If I wasn’t hacking, I was training Misty, helping gentle an adopted mustang, trying to make friends with an angry copper chestnut stallion, and switching back and forth between English and Western to grow as a rider.

Once Misty was a yearling, I bred Sallie again to the black Arabian–Max. This time, she had a stunning chestnut filly that I named Princess Spice. (I was/am a huge Spice Girls fan! :))

It was in the middle of weaning Princess that I had to swap breeches for a hospital gown.

After 9 hours in surgery, I woke up three inches taller, missing a rib and full of two 12-inch rods and a bunch of screws.

It looked like this:

spine 1 year post op scoliosis

This x-ray is one year after my surgery. I spent two weeks in the hospital and was released on Thanksgiving Day of November 2000. I escaped with only a handful of numb spots on my right side. Being able to breathe was amazing! One of my lungs, actually, was so used to being squished by my spine that it collapsed in the hospital. Take a bendy straw, bend it tight and try to breathe through it. That’s what it felt like. Doctors couldn’t reinflate my lung, so I travelled by ambulance to a nearby hospital. Soon, I was all right again.

Physically, I was healing. Mentally, I was broken. I sold Misty, Sallie, and Princess and my family moved away from the stable that had been in my back yard. It took six years before I dreamed up Canterwood Crest and knew that I had to tell Sasha’s story.

One door in my equestrian life closed, but a different one opened.

Years later . . .

On October 17, 2012, I posted this on my blog:

“There have been a lot of positive (and some negative) comments in the media recently about Lady Gaga’s Body Revolution. In short, the movement is about loving and accepting your body exactly the way it is. Many people are posting their own shots on LittleMonsters.com. I wasn’t “born this way,” but I’m proud of how I now look.”

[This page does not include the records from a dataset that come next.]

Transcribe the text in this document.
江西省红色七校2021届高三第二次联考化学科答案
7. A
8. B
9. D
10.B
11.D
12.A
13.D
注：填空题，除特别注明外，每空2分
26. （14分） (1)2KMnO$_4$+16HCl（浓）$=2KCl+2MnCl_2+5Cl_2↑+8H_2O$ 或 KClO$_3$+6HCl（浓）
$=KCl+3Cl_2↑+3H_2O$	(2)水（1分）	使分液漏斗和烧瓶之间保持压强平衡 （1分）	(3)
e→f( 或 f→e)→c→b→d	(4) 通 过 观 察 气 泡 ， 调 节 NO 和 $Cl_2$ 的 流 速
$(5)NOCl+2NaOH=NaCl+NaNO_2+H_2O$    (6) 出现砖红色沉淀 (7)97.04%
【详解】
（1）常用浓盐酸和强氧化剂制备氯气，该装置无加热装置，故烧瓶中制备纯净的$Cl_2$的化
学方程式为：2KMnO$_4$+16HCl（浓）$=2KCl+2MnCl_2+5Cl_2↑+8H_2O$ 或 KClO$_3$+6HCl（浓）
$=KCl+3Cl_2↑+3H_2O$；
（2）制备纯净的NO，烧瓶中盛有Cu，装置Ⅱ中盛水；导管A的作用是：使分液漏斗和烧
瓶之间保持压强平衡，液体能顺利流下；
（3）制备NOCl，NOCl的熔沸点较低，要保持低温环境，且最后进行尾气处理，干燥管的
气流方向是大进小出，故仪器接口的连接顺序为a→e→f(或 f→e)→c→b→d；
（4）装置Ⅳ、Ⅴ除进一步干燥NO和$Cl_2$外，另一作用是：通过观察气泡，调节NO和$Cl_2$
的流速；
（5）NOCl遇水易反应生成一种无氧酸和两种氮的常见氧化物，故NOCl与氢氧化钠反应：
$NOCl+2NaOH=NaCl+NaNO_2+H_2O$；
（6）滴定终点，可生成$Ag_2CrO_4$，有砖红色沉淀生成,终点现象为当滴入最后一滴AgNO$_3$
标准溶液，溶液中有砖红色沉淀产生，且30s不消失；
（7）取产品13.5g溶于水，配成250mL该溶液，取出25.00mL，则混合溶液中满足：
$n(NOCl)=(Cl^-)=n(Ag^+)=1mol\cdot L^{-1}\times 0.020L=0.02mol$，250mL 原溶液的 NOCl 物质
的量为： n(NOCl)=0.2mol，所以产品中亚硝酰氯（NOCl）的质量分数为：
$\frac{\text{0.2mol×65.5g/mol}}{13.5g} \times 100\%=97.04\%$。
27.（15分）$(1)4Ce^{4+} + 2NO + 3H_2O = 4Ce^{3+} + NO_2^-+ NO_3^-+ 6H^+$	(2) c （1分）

I posted this photo along with the above:

Jess Ashley Body Revolution

The cliche, but true message of this post?ย Something may end in your life, but it doesn’t mean that thing is over. Fight for what you want. Find a way to make it work. I know you can do it.

xoxo

One day at a time

So this is a post that I’ve written and rewritten about a thousand times. I’ve read it aloud, slept on it, decided it was a bad idea, thought it was a good idea and finally–I am going to click that blue publish button. I feel like I’m kind of lying to people most important to me–my readers–by not posting this.

Without going into too much detail that’ll bore you to tears, I want to step up and be honest: I’ve been vocal before about the fact that I have depression. For the past year, it has been pretty damn bad. It has always been there for years, but an event last fall tipped the scales into the direction from manageable depression to a downward spiral that was and is the worst I’ve experienced.

I lost all interest in things that I enjoyed. I stopped leaving my apartment. I backed away from friends. I didn’t get out of bed for days. I stopped caring about everything. That led to a suicide attempt. It was a very selfish thing to do. But I saw no light at the end of the tunnel.

Now, I see a light. Sometimes it’s no brighter than a keychain flashlight–but I still see it. I’m taking one day at a time and have had to make lots of changes in the way I live and work.

I’m coming forward now about this because a lot of you know me better than I thought. You’re more than readers. You’re my extended family and many of you sensed something was off. I want to be honest with you all–I owe you that. You’re the reason that I’m able to live my dream job. Tonight, getting the ARCs for WILD HEARTS gave me the sparkly, happy feeling that I haven’t felt in a while. It reminded me why I love writing and publishing. I’ve got a story–WILD HEARTS–that I absolutely can’t wait to share with you!

Like I said, I’m taking things one day at a time now. I hope the keychain light keeps getting brighter.